Lastly, the support services at UPenn are outstanding. The career advisors are amazing, and their fellowship services are phenomenal. They even have a dedicated person to handle applications for Rhodes, Gates, Chevening, and other fellowships. In my experience, the support services really helped me achieve my goals, and I believe that they're a big part of why I was able to receive the Rhodes scholarship (another post coming soon!)
How to survive US college as an international student
There are a couple of things that come to mind when thinking about advice for students studying in a foreign country. First and foremost, be patient with yourself. Adjusting to a new country and culture is not easy and it takes time. It's important to understand that things will get better over time and not to put too much pressure on yourself to excel right away.

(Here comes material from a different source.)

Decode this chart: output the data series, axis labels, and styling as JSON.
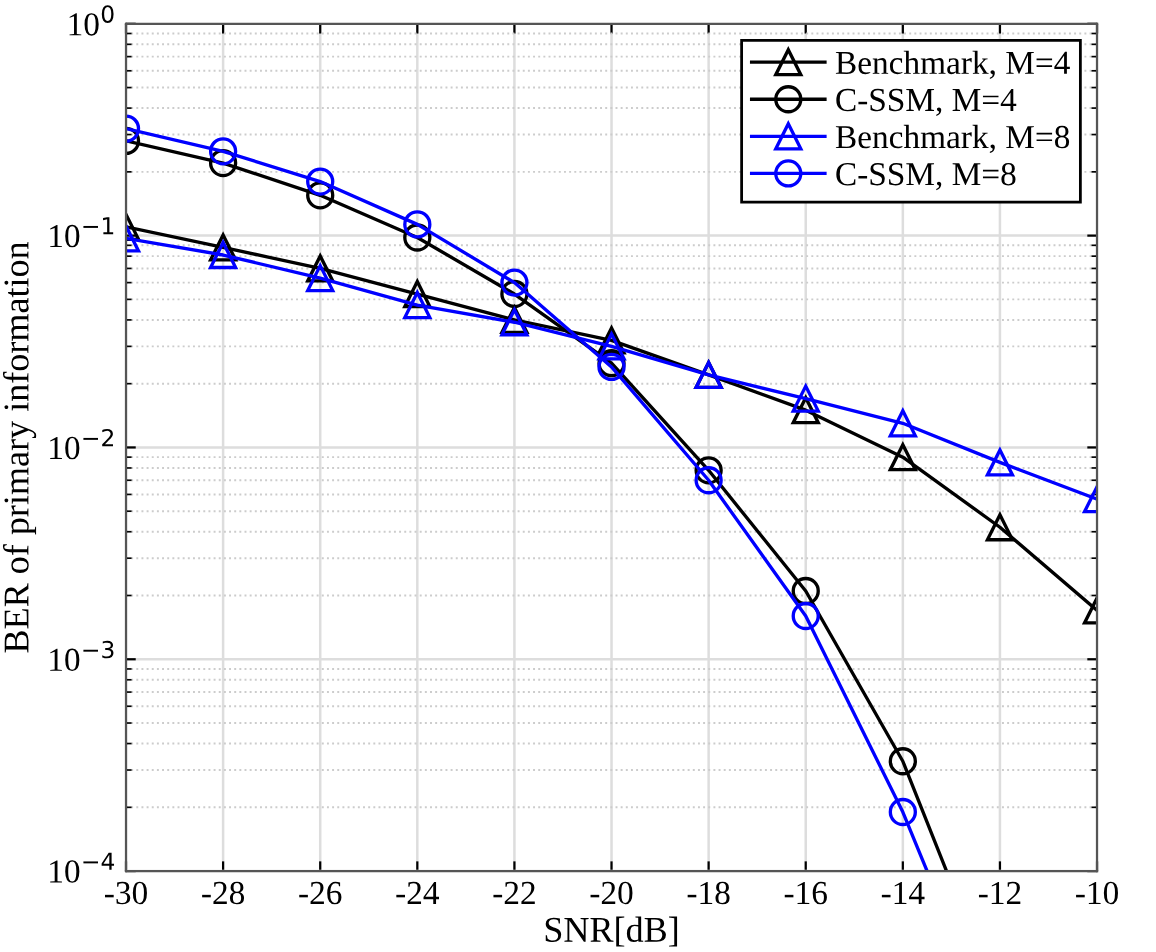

The second piece of advice is to find your community. For me, finding the Muslim Students’ Association was a game changer. Having that group of people who shared my background and beliefs became my rock and made me feel more at home. It's important to put yourself out there and try to find people who share your interests or background. This could be through classes, clubs, or any other social events. It can be tempting to retreat into yourself when feeling nervous, but pushing yourself to socialize and find your community can make all the difference. So, be patient with yourself and put yourself out there to find your community.